Isso parece ocorrer de maneira mais comum nas terapias cognitivo-comportamentais (TCCs), que são conhecidas por seguirem um modelo científico rigoroso, pela sua objetividade e seu arcabouço de técnicas. Em livros e cursos de TCC é muito comum que realmente haja fórmulas: protocolos de tratamento para esse ou aquele transtorno. O problema é que esses protocolos são criados e testados em grupos em que pacientes muito específicos são selecionados. Eles geralmente são colaborativos, não apresentam comorbidades e precisam aderir ao tratamento, do contrário são excluídos das pesquisas. Quando vamos atender pessoas reais numa instituição ou no consultório, elas não estão restritas pelas limitações de um estudo científico, o que faz uma grande diferença.

2. Não aprendemos a lidar com os imprevistos

Quando dou aula em cursos de especialização em terapias comportamentais e cognitivas, muitas vezes vejo alunos que esperam que se fale de uma série de estratégias fechadas para lidar com cada situação. Não é raro que eles apenas esperem pela técnica a ser utilizada nesse ou naquele caso, ignorando outros aspectos da aula. O risco aí é nos tornarmos terapeutas inflexíveis, o que provavelmente vai na direção oposta das qualidades de um bom psicólogo clínico, pois as circunstâncias no trabalho cotidiano quase nunca serão iguais àquelas que vemos nas descrições das técnicas.

3. Temos dificuldades em reconhecer e aprender com o que não funciona

Se a psicologia é infalível, como pode um atendimento não dar certo? Nossa primeira reação é culpar a pessoa atendida por não ser aquele paciente ideal que encontramos nos livros. Se formos um pouco mais autocríticos, podemos acreditar que não aplicamos a fórmula corretamente, mas inicialmente não questionamos a fórmula. Acho que apenas com o tempo — junto com as recorrentes e inevitáveis frustrações — que passamos a entender que o trabalho clínico é mais complexo do que imaginávamos e cada atendimento seguirá o seu curso próprio.

 

A maior parte das publicações sobre psicoterapia não abre espaço para aquilo que não está de acordo com uma lógica de pura eficiência. Uma revista científica publicaria um relato de caso malsucedido? Uma editora aceitaria um livro sobre psicoterapia que se descrevesse os momentos em que ela falhou? Vejo nos livros de terapias comportamentais de terceira onda alguma sugestão de que iremos errar e precisaremos ser criativos, mas ainda assim, é uma mera sugestão. A premissa continua sendo a de que a fórmula vai funcionar.
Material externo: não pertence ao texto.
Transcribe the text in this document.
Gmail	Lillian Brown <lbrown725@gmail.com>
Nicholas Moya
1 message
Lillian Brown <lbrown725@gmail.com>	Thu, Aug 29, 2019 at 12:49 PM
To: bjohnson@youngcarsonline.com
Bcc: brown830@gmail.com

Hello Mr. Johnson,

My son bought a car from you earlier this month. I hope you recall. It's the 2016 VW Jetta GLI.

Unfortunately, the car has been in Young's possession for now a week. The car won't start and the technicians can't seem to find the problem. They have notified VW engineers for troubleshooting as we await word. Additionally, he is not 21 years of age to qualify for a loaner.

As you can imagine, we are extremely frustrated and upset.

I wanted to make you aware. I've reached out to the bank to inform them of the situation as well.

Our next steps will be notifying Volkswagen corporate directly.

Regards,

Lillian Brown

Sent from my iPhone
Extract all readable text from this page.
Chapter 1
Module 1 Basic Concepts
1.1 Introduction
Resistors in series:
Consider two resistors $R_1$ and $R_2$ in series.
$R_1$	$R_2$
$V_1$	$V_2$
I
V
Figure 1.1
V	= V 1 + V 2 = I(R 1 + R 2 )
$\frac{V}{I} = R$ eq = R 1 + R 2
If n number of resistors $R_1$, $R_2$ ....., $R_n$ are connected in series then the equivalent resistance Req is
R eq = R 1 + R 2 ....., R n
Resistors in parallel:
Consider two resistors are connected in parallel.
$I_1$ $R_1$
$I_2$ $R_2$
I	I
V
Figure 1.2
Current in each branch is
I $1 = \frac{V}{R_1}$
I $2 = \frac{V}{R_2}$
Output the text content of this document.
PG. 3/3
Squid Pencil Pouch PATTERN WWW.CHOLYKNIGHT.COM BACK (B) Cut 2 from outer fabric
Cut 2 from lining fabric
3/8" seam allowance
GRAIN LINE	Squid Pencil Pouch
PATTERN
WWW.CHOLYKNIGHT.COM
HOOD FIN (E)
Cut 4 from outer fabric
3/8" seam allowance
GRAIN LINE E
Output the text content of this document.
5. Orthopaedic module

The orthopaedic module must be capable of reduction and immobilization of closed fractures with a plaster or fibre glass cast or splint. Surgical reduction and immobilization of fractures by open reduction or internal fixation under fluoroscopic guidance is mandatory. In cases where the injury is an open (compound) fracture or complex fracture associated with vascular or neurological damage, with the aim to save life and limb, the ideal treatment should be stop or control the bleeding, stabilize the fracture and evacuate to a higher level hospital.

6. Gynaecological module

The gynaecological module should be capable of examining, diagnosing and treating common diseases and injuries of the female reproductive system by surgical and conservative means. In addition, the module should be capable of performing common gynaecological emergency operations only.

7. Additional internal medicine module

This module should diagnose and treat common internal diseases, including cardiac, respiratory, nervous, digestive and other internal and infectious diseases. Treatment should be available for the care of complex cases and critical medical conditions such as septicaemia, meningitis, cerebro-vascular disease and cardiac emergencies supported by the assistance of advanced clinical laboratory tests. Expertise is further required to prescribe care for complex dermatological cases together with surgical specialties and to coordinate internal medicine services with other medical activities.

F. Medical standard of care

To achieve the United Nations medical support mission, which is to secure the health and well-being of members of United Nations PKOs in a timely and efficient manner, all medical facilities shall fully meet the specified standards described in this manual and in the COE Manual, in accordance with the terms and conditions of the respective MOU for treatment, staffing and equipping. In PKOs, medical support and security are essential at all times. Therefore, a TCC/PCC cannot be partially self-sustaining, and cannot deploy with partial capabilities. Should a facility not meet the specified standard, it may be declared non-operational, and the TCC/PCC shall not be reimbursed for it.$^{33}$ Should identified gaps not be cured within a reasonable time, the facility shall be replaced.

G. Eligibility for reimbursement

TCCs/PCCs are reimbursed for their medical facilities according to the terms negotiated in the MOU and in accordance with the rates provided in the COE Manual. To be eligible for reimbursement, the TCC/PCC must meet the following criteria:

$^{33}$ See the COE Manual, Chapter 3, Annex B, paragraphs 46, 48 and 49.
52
Essa atmosfera presente nos livros e cursos de psicoterapia nos leva a ter dificuldade com outro aspecto: o de que vamos errar. Alguns psicólogos, como Carl Rogers, escreveram sobre seus erros. Seguindo nessa linha, procuro falar dos meus insucessos nas aulas que dou. Alguns dos jovens terapeutas que as assistem se sentem aliviados ao ver que um terapeuta mais experiente pode se enganar e que a vida real não é tão antisséptica como parece nos livros. Para outros, essa perspectiva incomoda.

Tento passar a ideia de que as técnicas não são o mais importante, e sim o raciocínio clínico e a relação terapêutica: se você entender o que está acontecendo na sessão, com a pessoa atendida e com você, você entenderá o que pode ou não pode fazer, e o que está ou não ao seu alcance. Dessa forma, também é possível saber quando se erra: geralmente, não é porque não aplicamos a fórmula corretamente, mas porque não entendemos o que realmente estava acontecendo no atendimento.

Lembro com carinho de muitas pessoas que mudaram muito, de forma positiva, na terapia. Mas quando penso naquilo que aprendi como terapeuta, vejo que as que realmente me ensinaram lições profundas foram aquelas que eu decepcionei.